THE FIVE-YEAR GHOST SKIMMER ON A MAJOR ECOMMERCE PLATFORM
For nearly five years, a coordinated Magecart-style credit card skimmer quietly sat on multiple sites on one of the top ecommerce platforms in the market, waiting for shoppers to check out and expecting payment providers to stay the same.
Attackers injected obfuscated JavaScript into several merchants in mid-2021, aiming to hijack legacy Stripe, Square, and Braintree payment forms and siphon off card data to attacker-controlled domains.
Over time, those payment integrations were upgraded or replaced, and the specific hooks the malware depended on simply disappeared, leaving the skimmer “alive” in the page but no longer able to see or steal anything.
The real story is not that the attack died on its own, but that invasive, payment-page malware was left in production code for years without being noticed. This is exactly the kind of long-lived, client-side exposure that traditional, server-focused tools miss.
Attack details
The injected script followed a familiar Magecart pattern: it used array-rotation obfuscation to disguise its logic, loaded a known jQuery library inside the malicious block for easy DOM manipulation, and then tried to hook into payment form elements from legacy Stripe.js v2, Square Payment Form v1, and Braintree hosted fields across affected sites.
We know this activity dates back to 2021 because historical snapshots from the Wayback Machine (Archive.org) clearly show the malicious block present in the page source during that period.
Once it found the expected card-number and CVV fields, it would hide or replace legitimate interface elements, inject lookalike fields, and capture primary account numbers, expiration dates, and security codes as shoppers typed.
To avoid reliance on a single command-and-control endpoint, the skimmer implemented a simple domain generation algorithm (DGA), building unique exfiltration domains under a “.top” extension using a seed string plus a counter stored in browser localStorage, and rotating through them as each infection “succeeded.”
The same storage was also used to track infection status so the script did not repeatedly trigger on the same browser.
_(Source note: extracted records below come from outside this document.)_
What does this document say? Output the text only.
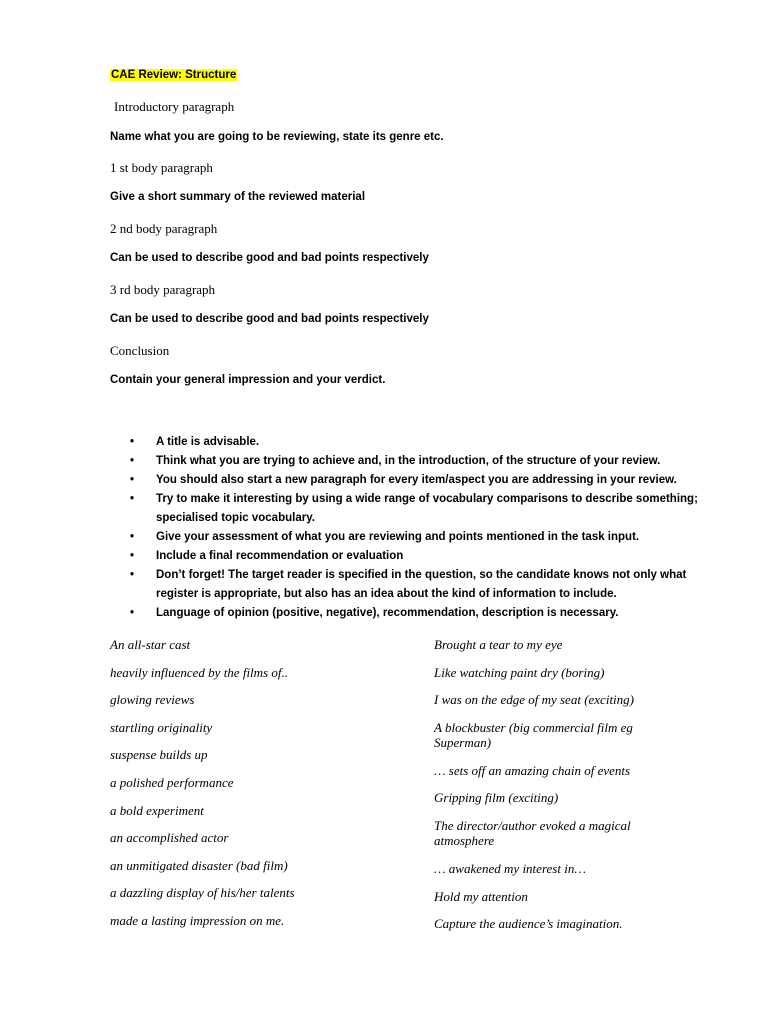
CAE Review: Structure
Introductory paragraph
Name what you are going to be reviewing, state its genre etc.
1 st body paragraph
Give a short summary of the reviewed material
2 nd body paragraph
Can be used to describe good and bad points respectively
3 rd body paragraph
Can be used to describe good and bad points respectively
Conclusion
Contain your general impression and your verdict.
•	A title is advisable.
•	Think what you are trying to achieve and, in the introduction, of the structure of your review.
•	You should also start a new paragraph for every item/aspect you are addressing in your review.
•	Try to make it interesting by using a wide range of vocabulary comparisons to describe something; specialised topic vocabulary.
•	Give your assessment of what you are reviewing and points mentioned in the task input.
•	Include a final recommendation or evaluation
•	Don’t forget! The target reader is specified in the question, so the candidate knows not only what register is appropriate, but also has an idea about the kind of information to include.
•	Language of opinion (positive, negative), recommendation, description is necessary.
An all-star cast
heavily influenced by the films of..
glowing reviews
startling originality
suspense builds up
a polished performance
a bold experiment
an accomplished actor
an unmitigated disaster (bad film)
a dazzling display of his/her talents
made a lasting impression on me.
Brought a tear to my eye
Like watching paint dry (boring)
I was on the edge of my seat (exciting)
A blockbuster (big commercial film eg Superman)
… sets off an amazing chain of events
Gripping film (exciting)
The director/author evoked a magical atmosphere
… awakened my interest in…
Hold my attention
Capture the audience’s imagination.
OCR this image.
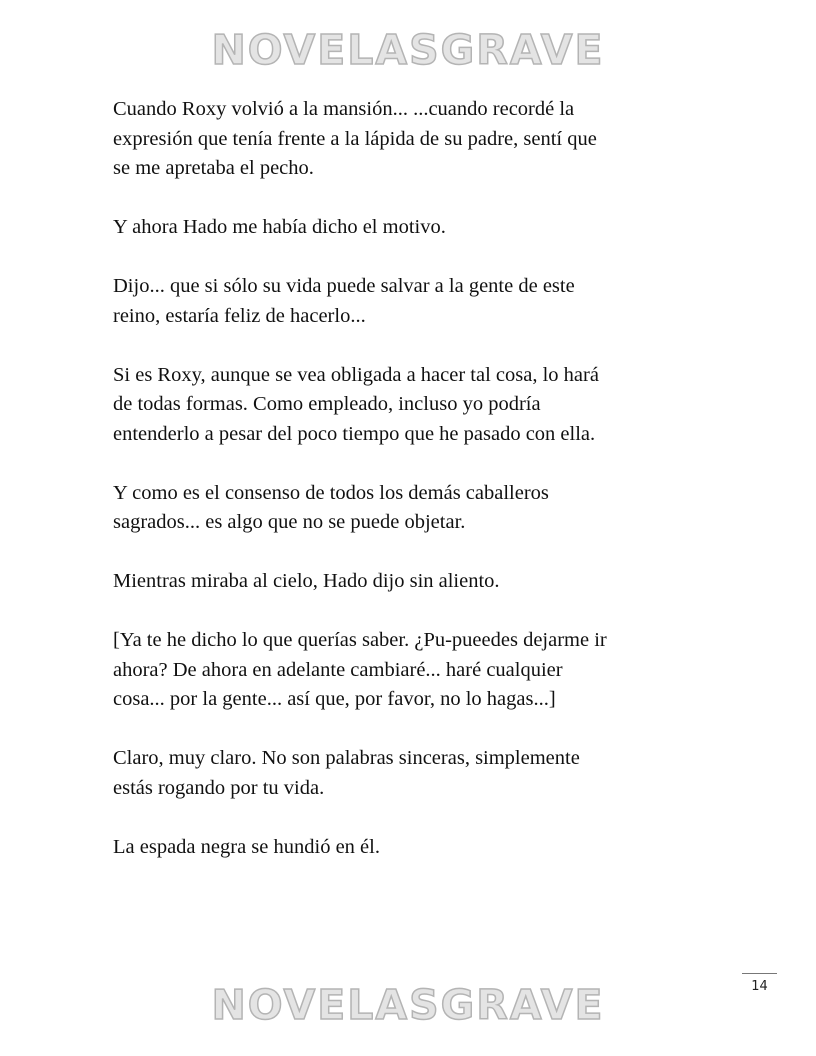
NOVELASGRAVE

Cuando Roxy volvió a la mansión... ...cuando recordé la
expresión que tenía frente a la lápida de su padre, sentí que
se me apretaba el pecho.

Y ahora Hado me había dicho el motivo.

Dijo... que si sólo su vida puede salvar a la gente de este
reino, estaría feliz de hacerlo...

Si es Roxy, aunque se vea obligada a hacer tal cosa, lo hará
de todas formas. Como empleado, incluso yo podría
entenderlo a pesar del poco tiempo que he pasado con ella.

Y como es el consenso de todos los demás caballeros
sagrados... es algo que no se puede objetar.

Mientras miraba al cielo, Hado dijo sin aliento.

[Ya te he dicho lo que querías saber. ¿Pu-pueedes dejarme ir
ahora? De ahora en adelante cambiaré... haré cualquier
cosa... por la gente... así que, por favor, no lo hagas...]

Claro, muy claro. No son palabras sinceras, simplemente
estás rogando por tu vida.

La espada negra se hundió en él.

14
NOVELASGRAVE
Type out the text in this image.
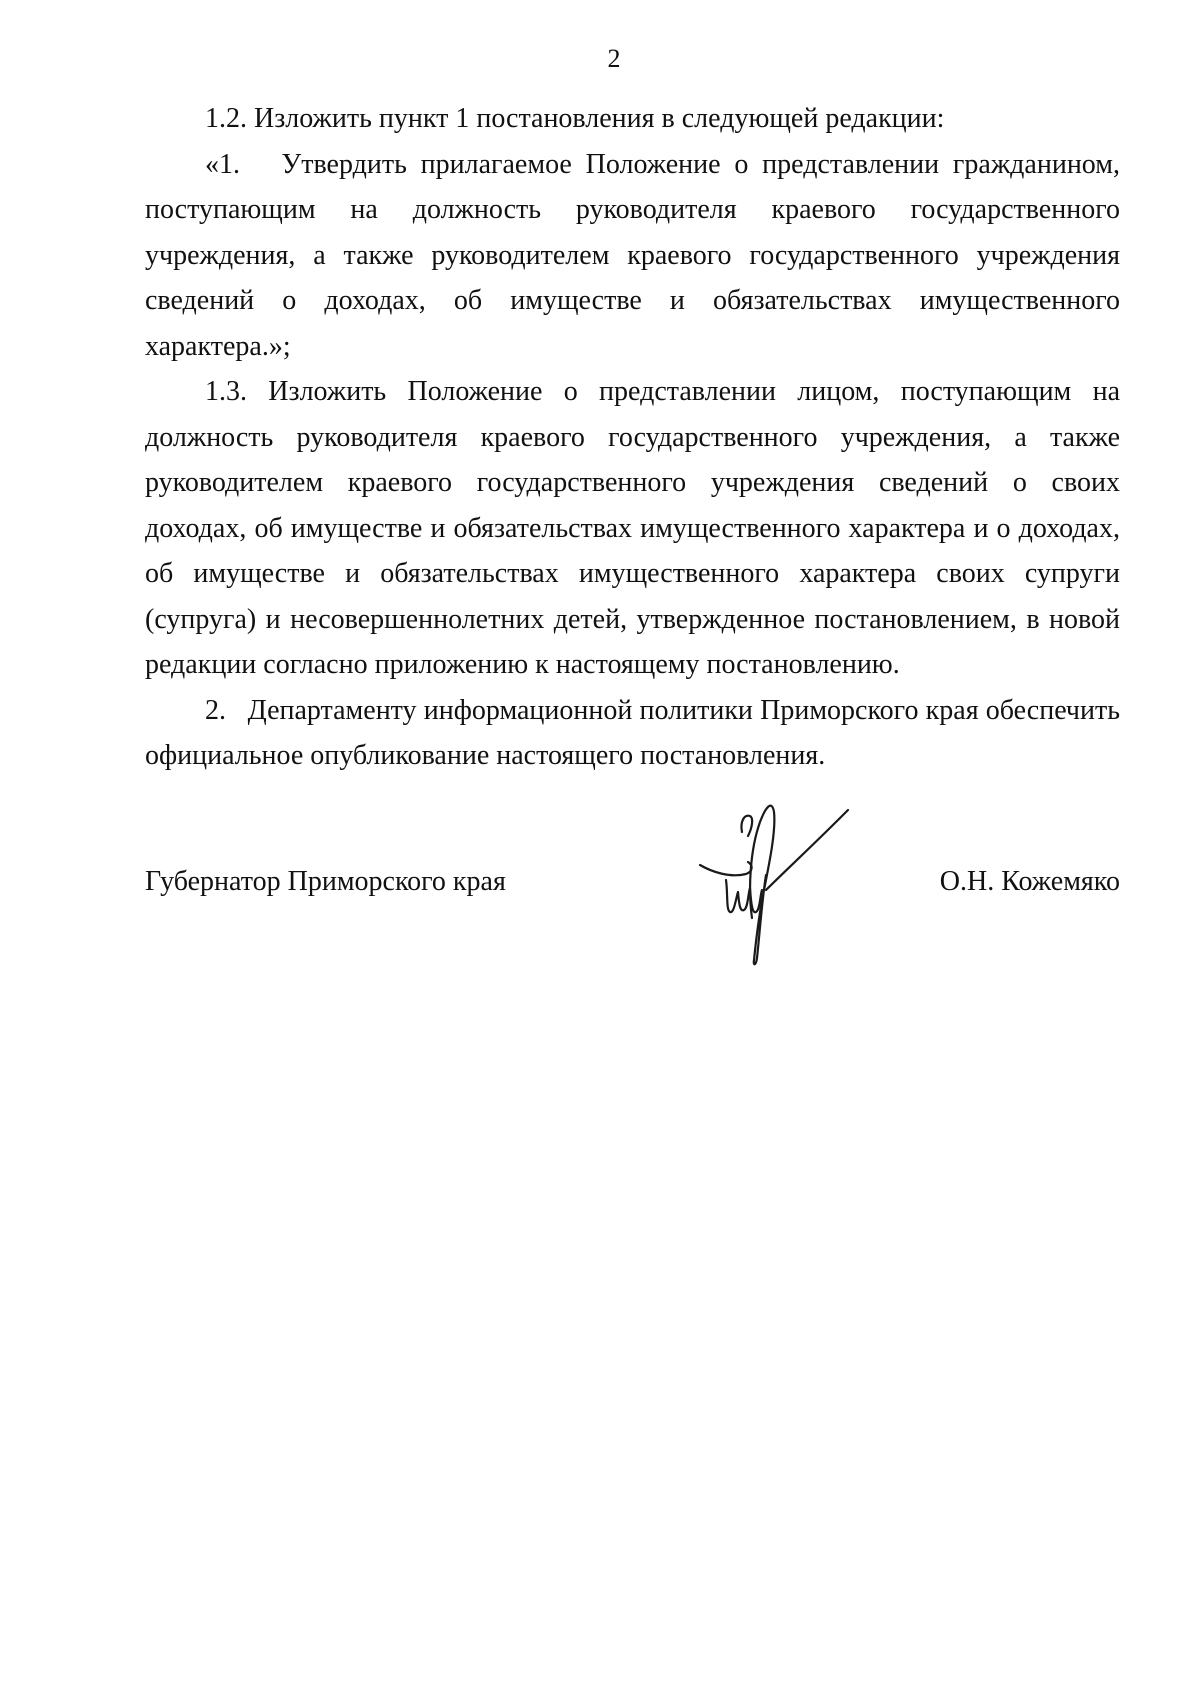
2

1.2. Изложить пункт 1 постановления в следующей редакции:

«1.   Утвердить прилагаемое Положение о представлении гражданином, поступающим на должность руководителя краевого государственного учреждения, а также руководителем краевого государственного учреждения сведений о доходах, об имуществе и обязательствах имущественного характера.»;

1.3. Изложить Положение о представлении лицом, поступающим на должность руководителя краевого государственного учреждения, а также руководителем краевого государственного учреждения сведений о своих доходах, об имуществе и обязательствах имущественного характера и о доходах, об имуществе и обязательствах имущественного характера своих супруги (супруга) и несовершеннолетних детей, утвержденное постановлением, в новой редакции согласно приложению к настоящему постановлению.

2.   Департаменту информационной политики Приморского края обеспечить официальное опубликование настоящего постановления.

Губернатор Приморского края	О.Н. Кожемяко
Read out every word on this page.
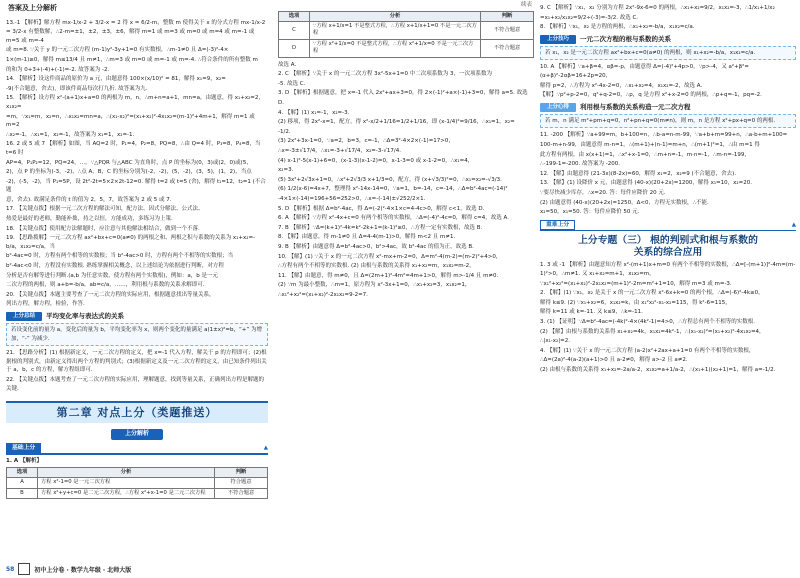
答案及上分解析
13.-1 【解析】解方程 mx-1/x-2 + 3/2-x = 2 得 x = 6/2-m，整数 m 使得关于 x 的分式方程 mx-1/x-2
= 3/2-x 有整数解，∴2-m=±1，±2，±3，±6，解得 m=1 或 m=3 或 m=0 或 m=4 或 m=-1 或 m=5 或 m=-4
或 m=8. ∵关于 y 的一元二次方程 (m-1)y²-3y+1=0 有实数根，∴m-1≠0 且 Δ=(-3)²-4×
1×(m-1)≥0，解得 m≤13/4 且 m≠1，∴m=3 或 m=0 或 m=-1 或 m=-4. ∴符合条件的所有整数 m
的和为 0+3+(-4)+(-1)=-2. 故答案为 -2.
14. 【解析】设这件商品的原价为 a 元，由题意得 100×(x/10)² = 81，解得 x₁=9，x₂=
-9(不合题意，舍去)，即该件商品每次打九折. 故答案为九.
15. 【解析】设方程 x²-(a+1)x+a=0 的两根为 m，n，∴m+n=a+1，mn=a，由题意，得 x₁+x₂=2，x₁x₂=
=m，∵x₁=m，x₂=n，∴x₁x₂=mn=a，∴(x₁-x₂)²=(x₁+x₂)²-4x₁x₂=(m-1)²+4m+1，解得 m=1 或 m=2
∴x₂=-1，∴x₁=1，x₂=-1，故答案为 x₁=1，x₂=-1.
16. 2 或 5 或 7 【解析】如图，当 AQ=2 时，P₁=4，P₂=8，PQ=8，∴由 Q=4 时，P₃=8，P₄=8，当 t=6 时
AP=4，P₁P₂=12，PQ=24，…，∵△PQR 与△ABC 为直角时，点 P 的坐标为(0，3)或(2，0)或(5，
2)，点 P 的坐标为(-3，-2)，∴点 A，B，C 的坐标分别为(-2，-2)，(5，-2)，(3，5)，(1，2)，当点
-2)，(-5，-2)，当 P₁=5P，设 2t²-2t=5×2×2t-12=0. 解得 t=2 或 t=5 (舍)，解得 t₁=12，t₂=1 (不合题
意，舍去). 故满足条件的 t 的值为 2，5，7，故答案为 2 或 5 或 7.
17. 【关键点拨】根据一元二次方程的解法可知，配方法、因式分解法、公式法、
热爱是最好的老师，勤能补拙，持之以恒，方能成功，多练习为上策.
18. 【关键点拨】使用配方法解题时，应注意与其他解法相结合，做到一个不落.
19. 【思路拨解】一元二次方程 ax²+bx+c=0(a≠0) 的两根之和、两根之积与系数的关系为 x₁+x₂=-b/a，x₁x₂=c/a，当
b²-4ac=0 时，方程有两个相等的实数根；当 b²-4ac>0 时，方程有两个不相等的实数根；当
b²-4ac<0 时，方程没有实数根. 熟练掌握相关概念，以上述结论为依据进行判断，对方程
分析是否有解等进行判断.(a,b 为任意实数，使方程有两个实数根)，例如：a，b 是一元
二次方程的两根，则 a+b=-b/a，ab=c/a，……，利用根与系数的关系求解即可.
20. 【关键点拨】本题主要考查了一元二次方程的实际应用，根据题意找出等量关系，
列出方程，解方程，检验，作答.
上分总结	平均变化率与表达式的关系
若设变化前的量为 a，变化后的量为 b，平均变化率为 x，则两个变化的量满足 a(1±x)²=b，“+” 为增加，“-” 为减少.
21. 【思路分析】(1) 根据新定义，一元二次方程的定义，把 x=-1 代入方程，解关于 p 的方程即可；(2)根据根的判别式，由新定义得出两个方程的判别式；(3)根据新定义及一元二次方程的定义，由已知条件列出关于 a，b，c 的方程，解方程组即可.
22. 【关键点拨】本题考查了一元二次方程的实际应用，理解题意，找到等量关系，正确列出方程是解题的关键.
第二章 对点上分（类题推送）
上分解析
基础上分	▲
1. A 【解析】
选项	分析	判断
A	方程 x²-1=0 是一元二次方程	符合题意
B	方程 x²+y+c=0 是二元二次方程，∴方程 x²+x-1=0 是二元二次方程	不符合题意
58	初中上分卷 · 数学九年级 · 北师大版
续表
选项	分析	判断
C	∵方程 x+1/x=1 不是整式方程，∴方程 x+1/x+1=0 不是一元二次方程	不符合题意
D	∵方程 x²+1/x=0 不是整式方程，∴方程 x²+1/x=0 不是一元二次方程	不符合题意
故选 A.
2. C 【解析】∵关于 x 的一元二次方程 3x²-5x+1=0 中二次项系数为 3，一次项系数为
-5. 故选 C.
3. D 【解析】根据题意，把 x=-1 代入 2x²+ax+3=0，得 2×(-1)²+a×(-1)+3=0，解得 a=5. 故选
D.
4. 【解】(1) x₁=-1，x₂=-3.
(2) 移项，得 2x²-x=1，配方，得 x²-x/2+1/16=1/2+1/16，即 (x-1/4)²=9/16，∴x₁=1，x₂=
-1/2.
(3) 2x²+3x-1=0，∵a=2，b=3，c=-1，∴Δ=3²-4×2×(-1)=17>0，
∴x=-3±√17/4，∴x₁=-3+√17/4，x₂=-3-√17/4.
(4) x-1)²-5(x-1)+6=0，(x-1-3)(x-1-2)=0，x-1-3=0 或 x-1-2=0，∴x₁=4，
x₂=3.
(5) 3x²+2√3x+1=0，∴x²+2√3/3 x+1/3=0，配方，得 (x+√3/3)²=0，∴x₁=x₂=-√3/3.
(6) 1/2(x-6)=4x+7，整理得 x²-14x-14=0，∵a=1，b=-14，c=-14，∴Δ=b²-4ac=(-14)²
-4×1×(-14)=196+56=252>0，∴x=-(-14)±√252/2×1.
5. D 【解析】根据 Δ=b²-4ac，得 Δ=(-2)²-4×1×c=4-4c>0，解得 c<1，故选 D.
6. A 【解析】∵方程 x²-4x+c=0 有两个相等的实数根，∴Δ=(-4)²-4c=0，解得 c=4，故选 A.
7. B 【解析】∵Δ=(k+1)²-4k=k²-2k+1=(k-1)²≥0，∴方程一定有实数根，故选 B.
8. 【解】由题意，得 m-1≠0 且 Δ=4-4(m-1)>0，解得 m<2 且 m≠1.
9. B 【解析】由题意得 Δ=b²-4ac>0，b²>4ac，故 b²-4ac 的值为正，故选 B.
10. 【解】(1) ∵关于 x 的一元二次方程 x²-mx+m-2=0，Δ=m²-4(m-2)=(m-2)²+4>0，
∴方程有两个不相等的实数根. (2) 由根与系数的关系得 x₁+x₂=m，x₁x₂=m-2，
11. 【解】由题意，得 m≠0，且 Δ=(2m+1)²-4m²=4m+1>0，解得 m>-1/4 且 m≠0.
(2) ∵m 为最小整数，∴m=1，原方程为 x²-3x+1=0，∴x₁+x₂=3，x₁x₂=1，
∴x₁²+x₂²=(x₁+x₂)²-2x₁x₂=9-2=7.
9. C 【解析】∵x₁，x₂ 分别为方程 2x²-9x-6=0 的两根，∴x₁+x₂=9/2，x₁x₂=-3，∴1/x₁+1/x₂
=x₁+x₂/x₁x₂=9/2÷(-3)=-3/2. 故选 C.
8. 【解析】∵x₁，x₂ 是方程的两根，∴x₁+x₂=-b/a，x₁x₂=c/a.
上分技巧	一元二次方程的根与系数的关系
若 x₁，x₂ 是一元二次方程 ax²+bx+c=0(a≠0) 的两根，则 x₁+x₂=-b/a，x₁x₂=c/a.
10. A 【解析】∵a+β=4，αβ=-p，由题意得 Δ=(-4)²+4p>0，∵p>-4，又 a²+β²=(α+β)²-2αβ=16+2p=20，
解得 p=2，∴方程为 x²-4x-2=0，∴x₁+x₂=4，x₁x₂=-2，故选 A.
【解】∵p²+p-2=0，q²+q-2=0，∴p，q 是方程 x²+x-2=0 的两根，∴p+q=-1，pq=-2.
上分心得	利用根与系数的关系构造一元二次方程
若 m，n 满足 m²+pm+q=0，n²+pn+q=0(m≠n)，则 m，n 是方程 x²+px+q=0 的两根.
11. -200 【解析】∵a+99=m，b+100=n，∴b-a=n-m-99，∵a+b+m=99+n，∴a-b+m+100=
100-m+n-99，由题意得 m-n=1，∴(m+1)+(n-1)=m+n，∴(m+1)²=1，∴由 m=1 得
此方程有两根，由 x(x+1)=1，∴x²+x-1=0，∴m+n=-1，m·n=-1，∴m-n=-199，
∴-199-1=-200. 故答案为 -200.
12. 【解】由题意得 (21-3x)(8-2x)=60，解得 x₁=2，x₂=9 (不合题意，舍去).
13. 【解】(1) 设降价 x 元，由题意得 (40-x)(20+2x)=1200，解得 x₁=10，x₂=20.
∵要尽快减少库存，∴x=20. 答：每件应降价 20 元.
(2) 由题意得 (40-x)(20+2x)=1250，Δ<0，方程无实数根，∴不能.
x₂=50，x₁=50. 答：每件应降价 50 元.
重难上分	▲
上分专题（三） 根的判别式和根与系数的
关系的综合应用
1. 3 或 -1 【解析】由题意知方程 x²-(m+1)x+m=0 有两个不相等的实数根，∴Δ=[-(m+1)]²-4m=(m-1)²>0，∴m≠1. 又 x₁+x₂=m+1，x₁x₂=m，
∵x₁²+x₂²=(x₁+x₂)²-2x₁x₂=(m+1)²-2m=m²+1=10，解得 m=3 或 m=-3.
2. 【解】(1) ∵x₁，x₂ 是关于 x 的一元二次方程 x²-6x+k=0 的两个根，∴Δ=(-6)²-4k≥0，
解得 k≤9. (2) ∵x₁+x₂=6，x₁x₂=k，由 x₁²x₂²-x₁-x₂=115，得 k²-6=115，
解得 k=11 或 k=-11. 又 k≤9，∴k=-11.
3. (1) 【证明】∵Δ=b²-4ac=(-4k)²-4×(4k²-1)=4>0，∴方程总有两个不相等的实数根.
(2) 【解】由根与系数的关系得 x₁+x₂=4k，x₁x₂=4k²-1，∴(x₁-x₂)²=(x₁+x₂)²-4x₁x₂=4，
∴|x₁-x₂|=2.
4. 【解】(1) ∵关于 x 的一元二次方程 (a-2)x²+2ax+a+1=0 有两个不相等的实数根，
∴Δ=(2a)²-4(a-2)(a+1)>0 且 a-2≠0，解得 a>-2 且 a≠2.
(2) 由根与系数的关系得 x₁+x₂=-2a/a-2，x₁x₂=a+1/a-2，∴(x₁+1)(x₂+1)=1，解得 a=-1/2.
Ultimately, the campaign failed not because anyone removed the malware, but because Payment Service Providers (PSP) SDKs’ evolved: Stripe and Square retired the specific field IDs the script was looking for, one site migrated from Braintree to Stripe, and new payment SDKs used container-style integrations that never exposed the legacy IDs the skimmer depended on, leaving its DOM queries to return nothing and its logic effectively dormant.



How Source Defense protects you
This skimmer lives inside the site’s own code, and therefore, continuous visibility into what that first-party JavaScript is doing in real shoppers’ browsers is of utmost importance.
Source Defense monitors the behavior of scripts running on the website and raises clear, actionable alerts whenever first-party code starts acting like a skimmer – trying to read card data, use the browser as long-term storage, or send information to suspicious destinations such as rotating “.top” domains.
Even when the malicious script hides behind obfuscation or blends in with legitimate PSP integrations, these behaviors stand out and are surfaced so security and ecommerce teams can quickly investigate, remove the injected code, and verify that the checkout page is safe.
In this scenario, the following behaviors would be highlighted:
- Accessing PCI data – attempts by the injected script to read card number, expiry, or CVV fields in the checkout flow.
- Transferring data – efforts to send captured payment details out of the browser session.
- Sending data to a blacklisted domain – exfiltration to attacker-controlled, dynamically generated “.top” domains.
- Using browser storage – suspicious use of localStorage keys (such as counters and infection flags) to track victims and rotate exfiltration endpoints.
Key takeaways
This investigation is a reminder that a Magecart skimmer does not have to be “successful” to be dangerous; the bigger problem is that invasive, browser-side code can live on payment pages for years without anyone knowing, and only become harmless by accident when PSPs change their SDKs.
Traditional controls like WAFs, CSP, SRI, and server-side logging focus on traffic and code at the edge or on the server, not on what JavaScript actually does inside a shopper’s browser, which leaves a blind spot exactly where eSkimming and formjacking happen.
Client-side security platforms such as Source Defense close that gap by continuously monitoring script behavior at the point of data entry, detecting and alerting on suspicious access to payment data or attempts to move it off the page, and giving organizations the visibility and evidence they need to quickly respond, clean up long-lived skimmers, and support PCI DSS 4.0.1 compliance.